Continuous integrated biologics manufacturing

Conference Dates

October 6-10, 2019


Biosimilars and patent expiry are forcing the biopharma industry to find new ways to maintain competitiveness by ensuring affordability, quality, and delivery performance. Despite great improvements in upstream processing (USP) efficiency, higher titres create downstream processing (DSP) bottlenecks and facility fit issues: Equipment reaches its physical and capacity limits thereby increasing processing time, material consumption and overall cost. Continuous processes have been proposed as a solution to many of these issues as they offer higher productivity while reducing cycle times, buffer/resin usage and required footprint.

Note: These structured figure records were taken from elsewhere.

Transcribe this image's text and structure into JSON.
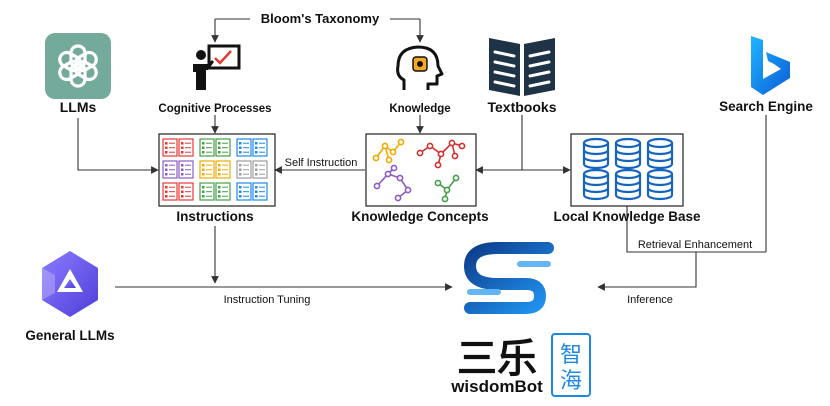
{
  "labels": {
    "top": "Bloom's Taxonomy",
    "llms": "LLMs",
    "cognitive": "Cognitive Processes",
    "knowledge": "Knowledge",
    "textbooks": "Textbooks",
    "search": "Search Engine",
    "self_instruction": "Self Instruction",
    "instructions": "Instructions",
    "knowledge_concepts": "Knowledge Concepts",
    "local_kb": "Local Knowledge Base",
    "retrieval": "Retrieval Enhancement",
    "general_llms": "General LLMs",
    "instruction_tuning": "Instruction Tuning",
    "inference": "Inference",
    "brand_cn": "三乐",
    "brand_en": "wisdomBot",
    "brand_seal": "智海"
  },
  "colors": {
    "openai_green": "#74AA9C",
    "textbook_navy": "#1F3347",
    "database_blue": "#1565C0",
    "qwen_purple": "#6A5BF2",
    "wisdombot_blue": "#1E88E5"
  },
  "icons": {
    "llms": "openai-logo-icon",
    "cognitive": "teacher-board-icon",
    "knowledge": "head-brain-icon",
    "textbooks": "open-book-icon",
    "search": "bing-logo-icon",
    "instructions": "checklist-grid-icon",
    "knowledge_concepts": "graph-network-icon",
    "local_kb": "database-icon",
    "general_llms": "qwen-logo-icon",
    "wisdombot": "wisdombot-logo-icon"
  }
}
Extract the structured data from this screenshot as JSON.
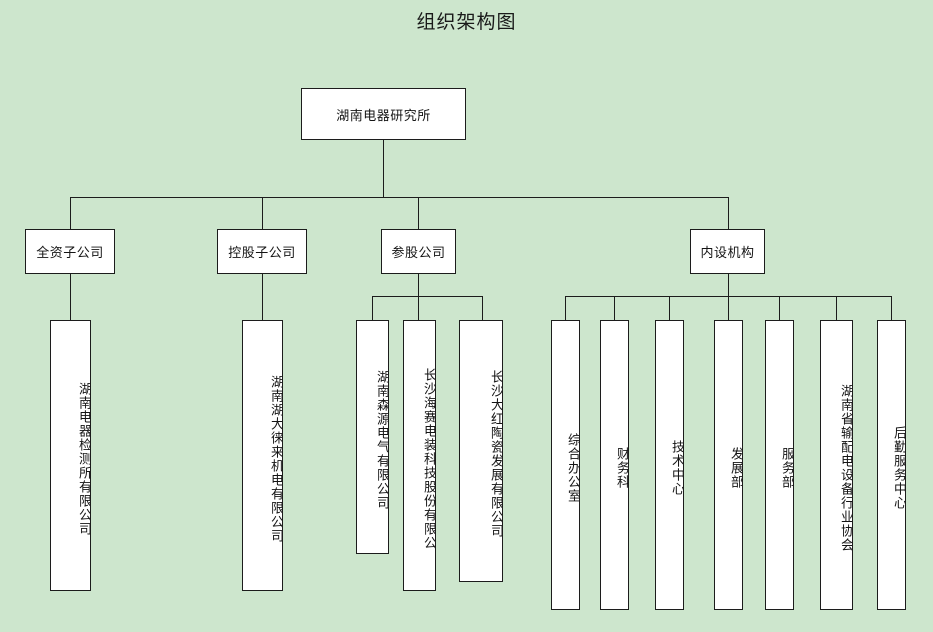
{
  "title": "组织架构图",
  "colors": {
    "background": "#cde6cd",
    "node_fill": "#ffffff",
    "line": "#1c1c1c",
    "text": "#141414"
  },
  "root": {
    "label": "湖南电器研究所"
  },
  "level2": [
    {
      "label": "全资子公司"
    },
    {
      "label": "控股子公司"
    },
    {
      "label": "参股公司"
    },
    {
      "label": "内设机构"
    }
  ],
  "leaves": {
    "wholly_owned": [
      {
        "label": "湖南电器检测所有限公司"
      }
    ],
    "holding": [
      {
        "label": "湖南湖大徕来机电有限公司"
      }
    ],
    "equity": [
      {
        "label": "湖南森源电气有限公司"
      },
      {
        "label": "长沙海赛电装科技股份有限公"
      },
      {
        "label": "长沙大红陶瓷发展有限公司"
      }
    ],
    "internal": [
      {
        "label": "综合办公室"
      },
      {
        "label": "财务科"
      },
      {
        "label": "技术中心"
      },
      {
        "label": "发展部"
      },
      {
        "label": "服务部"
      },
      {
        "label": "湖南省输配电设备行业协会"
      },
      {
        "label": "后勤服务中心"
      }
    ]
  }
}
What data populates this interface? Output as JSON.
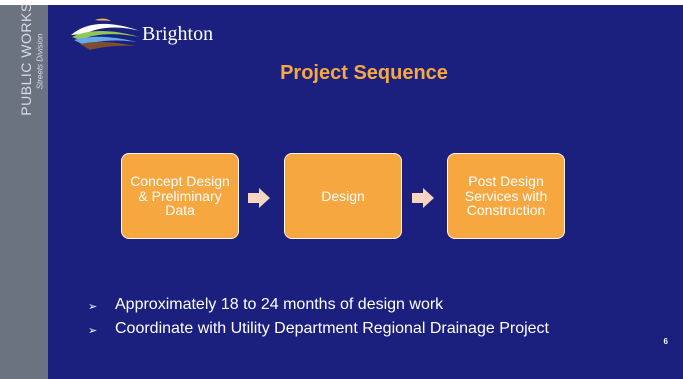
{
  "sidebar": {
    "title": "PUBLIC WORKS",
    "subtitle": "Streets Division"
  },
  "logo": {
    "text": "Brighton",
    "icon": "brighton-swoosh-logo-icon"
  },
  "slide": {
    "title": "Project Sequence",
    "process": [
      {
        "label": "Concept Design & Preliminary Data"
      },
      {
        "label": "Design"
      },
      {
        "label": "Post Design Services with Construction"
      }
    ],
    "bullets": [
      {
        "mark": "➢",
        "text": "Approximately 18 to 24 months of design work"
      },
      {
        "mark": "➢",
        "text": "Coordinate with Utility Department Regional Drainage Project"
      }
    ],
    "page_number": "6"
  },
  "colors": {
    "background": "#1b1f7e",
    "sidebar": "#6b7380",
    "accent": "#f7a73f",
    "arrow": "#f6d6be"
  }
}
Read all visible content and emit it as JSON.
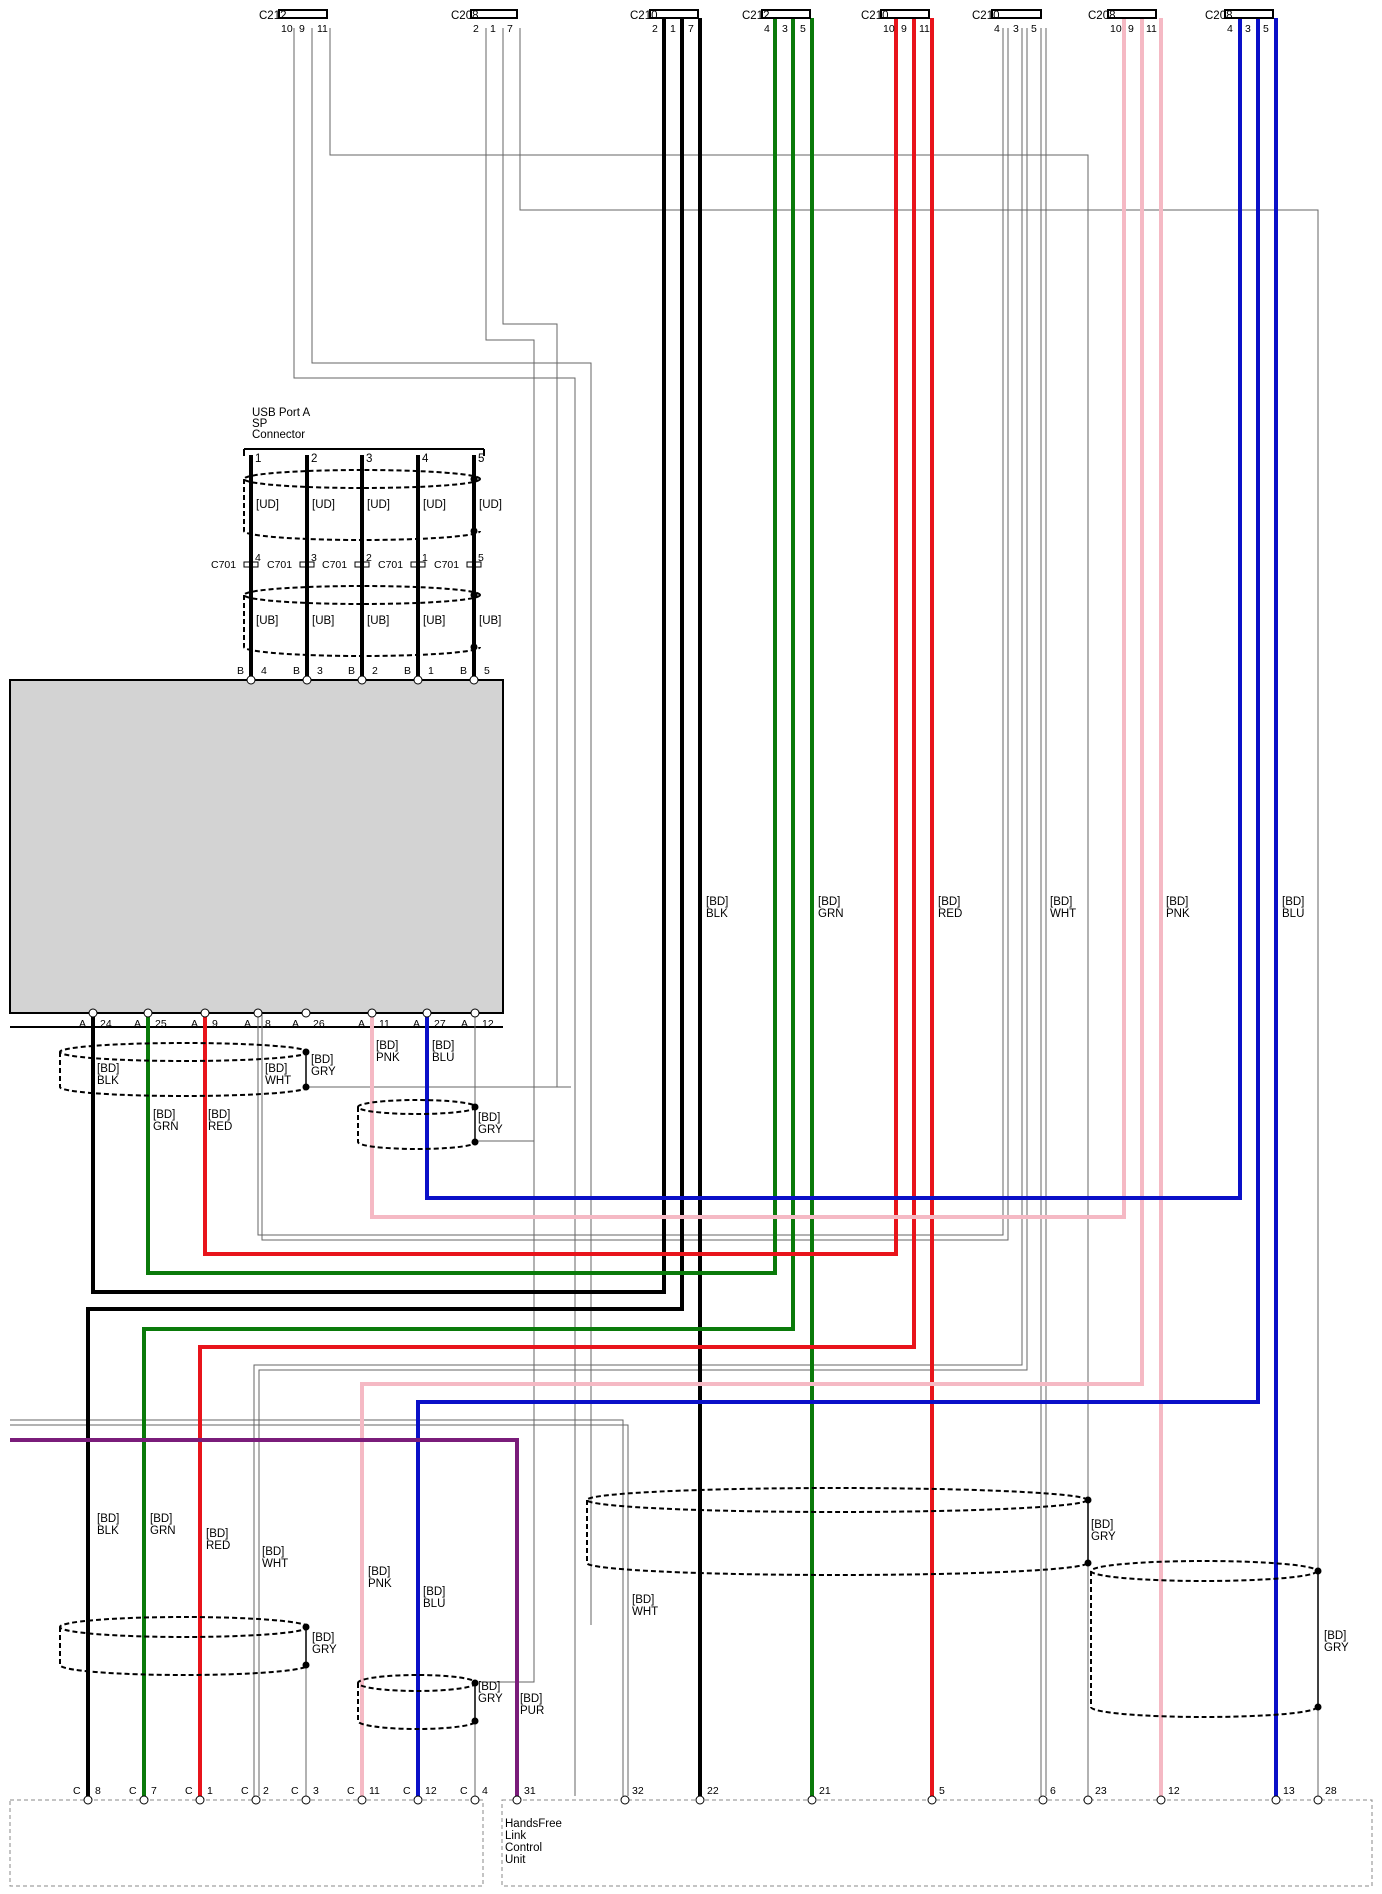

A consortium of UK based biopharmaceutical companies, suppliers and not for profit research organisations, funded by an Innovate UK grant, has been created and will investigate how such an integrated, continuous downstream process system can be realised. The system has been constructed and is currently operating at the Centre for Process Innovation at Darlington, UK. The project combines and condenses multiple DSP unit operations to function as one uninterrupted system with integrated analytics and overarching automated control. The aim is to create an operationally-efficient, multi-product platform which replicates the functionality of a larger plant processing 100 L feedstock per day (independent of product titre).

The integrated unit will be tested on several biologic processes demonstrating the system’s potential to enable product changeover, increased facility flexibility and productivity. Significant focus will be given to process validation procedures and the use of low level control to achieve process stability (steady state) and maintain acceptable product quality. This work will lay the foundation for real-time release strategies and replace drug substance release testing.

This presentation will provide an overview of the project and show recently-acquired data from the automated purification of industry-relevant monoclonal antibodies. In doing so, this will highlight the applicability and demonstrate the real-world potential for integrated continuous processing to advance the manufacturing of biopharmaceuticals.